Last April I completed a #100DaysToOffload challenge. The results can be found here.

Although I did not do the 100 days consecutively, the expectation to write one hundred blog posts within a calendar year focused the mind somewhat. I wrote about things that I’m sometimes hesitant, for one reason or another, to post here — or that I sometimes include in commentary over at Thought Shrapnel.

As I documented in the first weeknote of this year, my past year review of 2021 led me to a decision to avoid spending time on Twitter and LinkedIn. This was mainly to do with how they make me feel; in the case of Twitter it makes me angry, and in the case of LinkedIn it makes me sad.

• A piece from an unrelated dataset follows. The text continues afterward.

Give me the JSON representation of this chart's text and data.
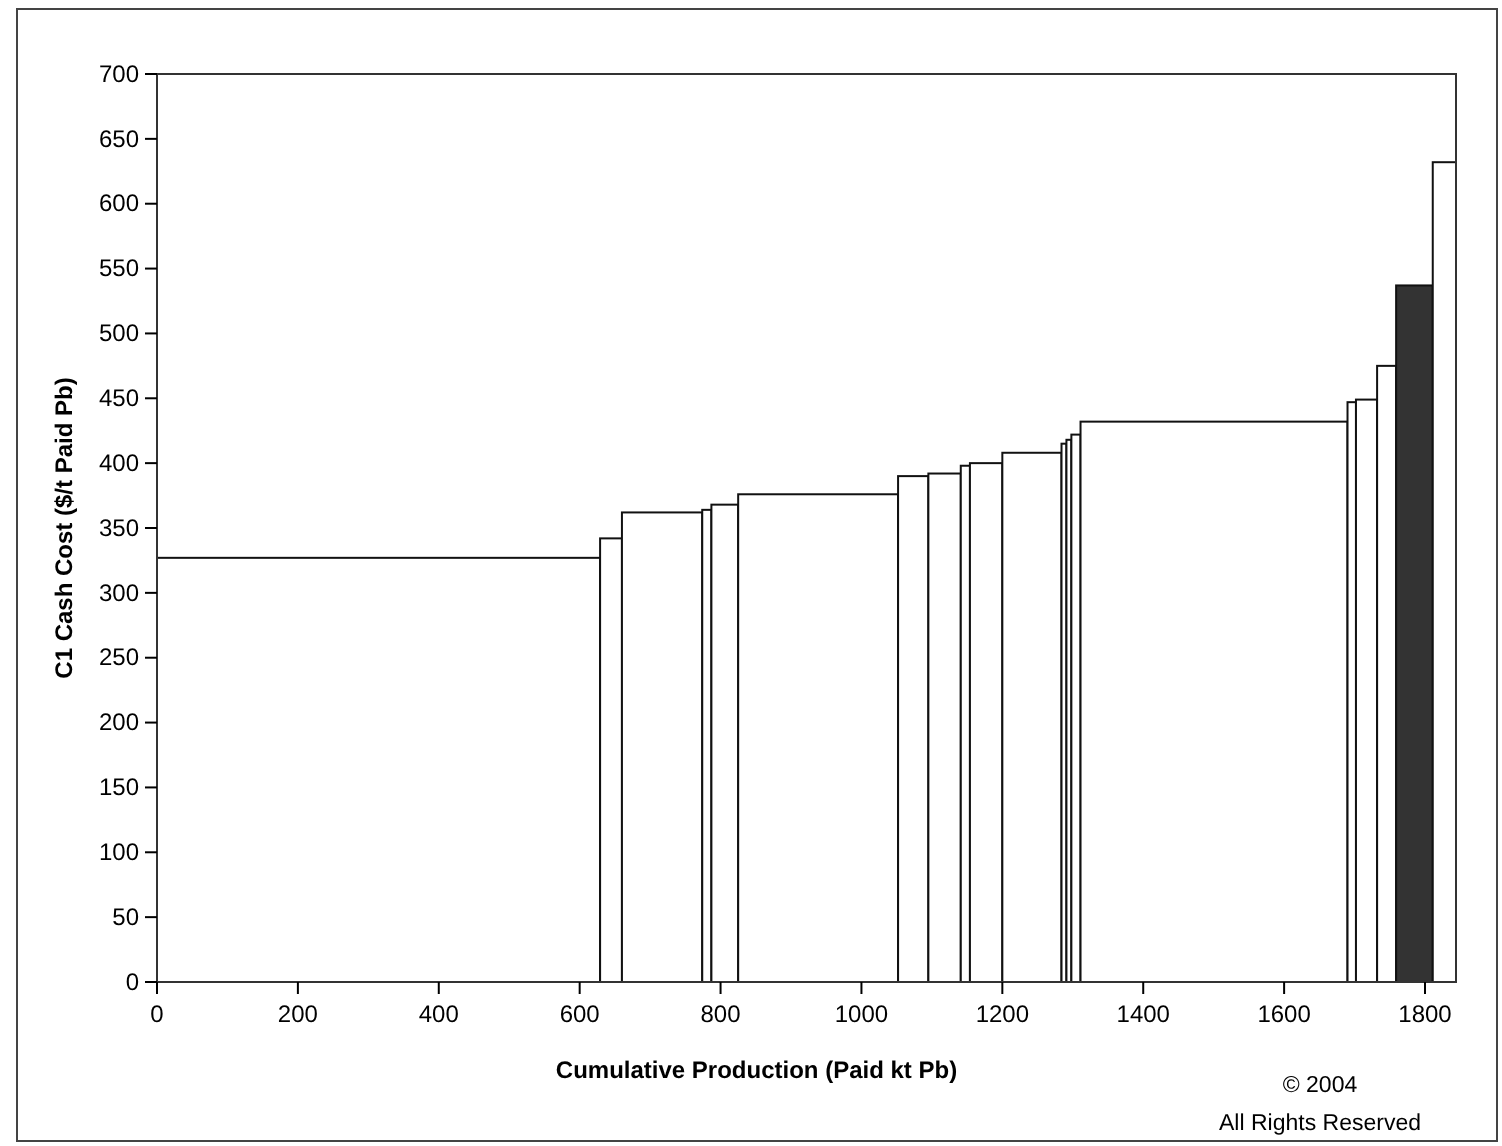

Mastodon and the Fediverse I feel more neutral about. Posting there seems like a good place for semi-ephemeral thoughts, but there’s nothing like publishing something in a space that you own. In addition, writing something on a blog lends an expectation of coherence and attention to spelling/grammar that isn’t always there on social media.

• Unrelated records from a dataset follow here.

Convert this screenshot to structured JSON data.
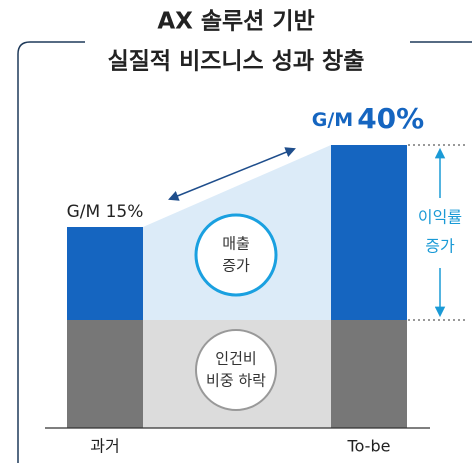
{
  "title": {
    "lines": [
      "AX 솔루션 기반",
      "실질적 비즈니스 성과 창출"
    ]
  },
  "before": {
    "category": "과거",
    "label": "G/M 15%"
  },
  "after": {
    "category": "To-be",
    "label_prefix": "G/M",
    "label_value": "40%"
  },
  "callouts": {
    "revenue": [
      "매출",
      "증가"
    ],
    "labor": [
      "인건비",
      "비중 하락"
    ],
    "margin": [
      "이익률",
      "증가"
    ]
  }
}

So, as with much of what I write here, this is a note to myself to lower the bar for the kinds of things that can appear here inbetween my regular weeknotes. It’s useful, for example, to be able to immediately respond with a blog post when someone asks how to plan a workshop. Or to remind myself how I felt a year after a friend died. Or perhaps to remind myself that side projects are worth doing.

Is there anything that you, increasingly-rare visitor to this forest clearing, would like me to write about? Let me know in the comments below 😊

6 thoughts on “Reflecting on #100DaysToOffload

  1. Hey Doug.

    I always say that the best posts are the ones that give a glimpse into the person behind the words, those little snippets of real life that, while seemingly throwaway, help to give a sense of who they are.

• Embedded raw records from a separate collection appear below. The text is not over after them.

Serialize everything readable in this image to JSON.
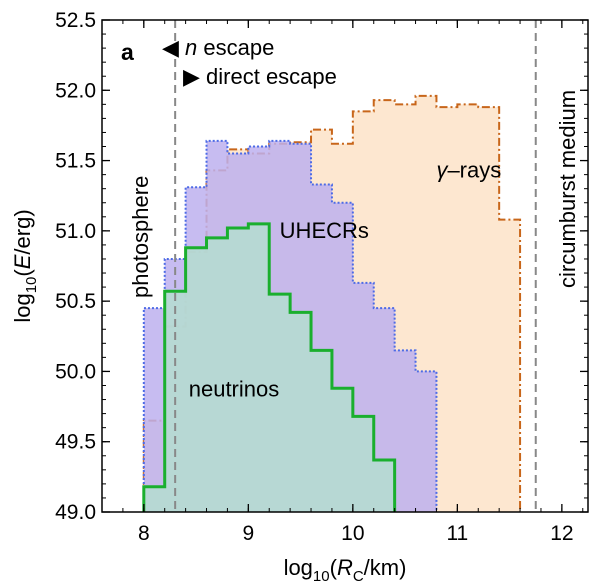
{
  "chart_data": {
    "type": "histogram-step",
    "panel_label": "a",
    "xlabel": {
      "prefix": "log",
      "sub": "10",
      "open": "(",
      "var": "R",
      "var_sub": "C",
      "unit": "/km)"
    },
    "ylabel": {
      "prefix": "log",
      "sub": "10",
      "open": "(",
      "var": "E",
      "unit": "/erg)"
    },
    "xlim": [
      7.6,
      12.25
    ],
    "ylim": [
      49.0,
      52.5
    ],
    "xticks": [
      8,
      9,
      10,
      11,
      12
    ],
    "yticks": [
      49.0,
      49.5,
      50.0,
      50.5,
      51.0,
      51.5,
      52.0,
      52.5
    ],
    "xtick_labels": [
      "8",
      "9",
      "10",
      "11",
      "12"
    ],
    "ytick_labels": [
      "49.0",
      "49.5",
      "50.0",
      "50.5",
      "51.0",
      "51.5",
      "52.0",
      "52.5"
    ],
    "bin_width": 0.2,
    "series": [
      {
        "name": "gamma-rays",
        "label_parts": [
          "γ",
          "–rays"
        ],
        "bins_start": 8.0,
        "values": [
          49.65,
          50.32,
          50.85,
          51.43,
          51.58,
          51.55,
          51.62,
          51.63,
          51.72,
          51.62,
          51.85,
          51.93,
          51.9,
          51.96,
          51.88,
          51.9,
          51.88,
          51.08
        ],
        "fill": "#fde3c8",
        "stroke": "#c8661a",
        "dash": "8 3 2 3"
      },
      {
        "name": "UHECRs",
        "label_parts": [
          "UHECRs"
        ],
        "bins_start": 8.0,
        "values": [
          50.45,
          50.8,
          51.31,
          51.64,
          51.55,
          51.6,
          51.64,
          51.62,
          51.33,
          51.2,
          50.63,
          50.45,
          50.15,
          50.0
        ],
        "fill": "#bdb0ee",
        "stroke": "#4d6be6",
        "dash": "2 2"
      },
      {
        "name": "neutrinos",
        "label_parts": [
          "neutrinos"
        ],
        "bins_start": 8.0,
        "values": [
          49.18,
          50.57,
          50.88,
          50.95,
          51.02,
          51.05,
          50.55,
          50.42,
          50.15,
          49.88,
          49.68,
          49.37
        ],
        "fill": "#b4ddd0",
        "stroke": "#1aaf2e",
        "dash": ""
      }
    ],
    "vlines": [
      {
        "x": 8.3,
        "label": "photosphere",
        "color": "#888888"
      },
      {
        "x": 11.75,
        "label": "circumburst medium",
        "color": "#888888"
      }
    ],
    "legend": [
      {
        "marker": "◀",
        "prefix": "",
        "italic": "n",
        "text": " escape"
      },
      {
        "marker": "▶",
        "prefix": "",
        "italic": "",
        "text": "direct escape"
      }
    ]
  }
}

    I enjoy reading your weeknotes and am in awe of people who can keep up such summaries on a consistent basis.

  2. Hey,

    I do agree that it feels the Fediverse feels more neutral, but it’s still a social network, and I find myself checking it quite often.

    I will probably just use it to post some thoughts, or reply to some toots with a blog post, even a small one. That’s what we do sometimes with Horst (zerokspot.com), and our shorts notes … Because I left the other networks because it was time consuming for nothing.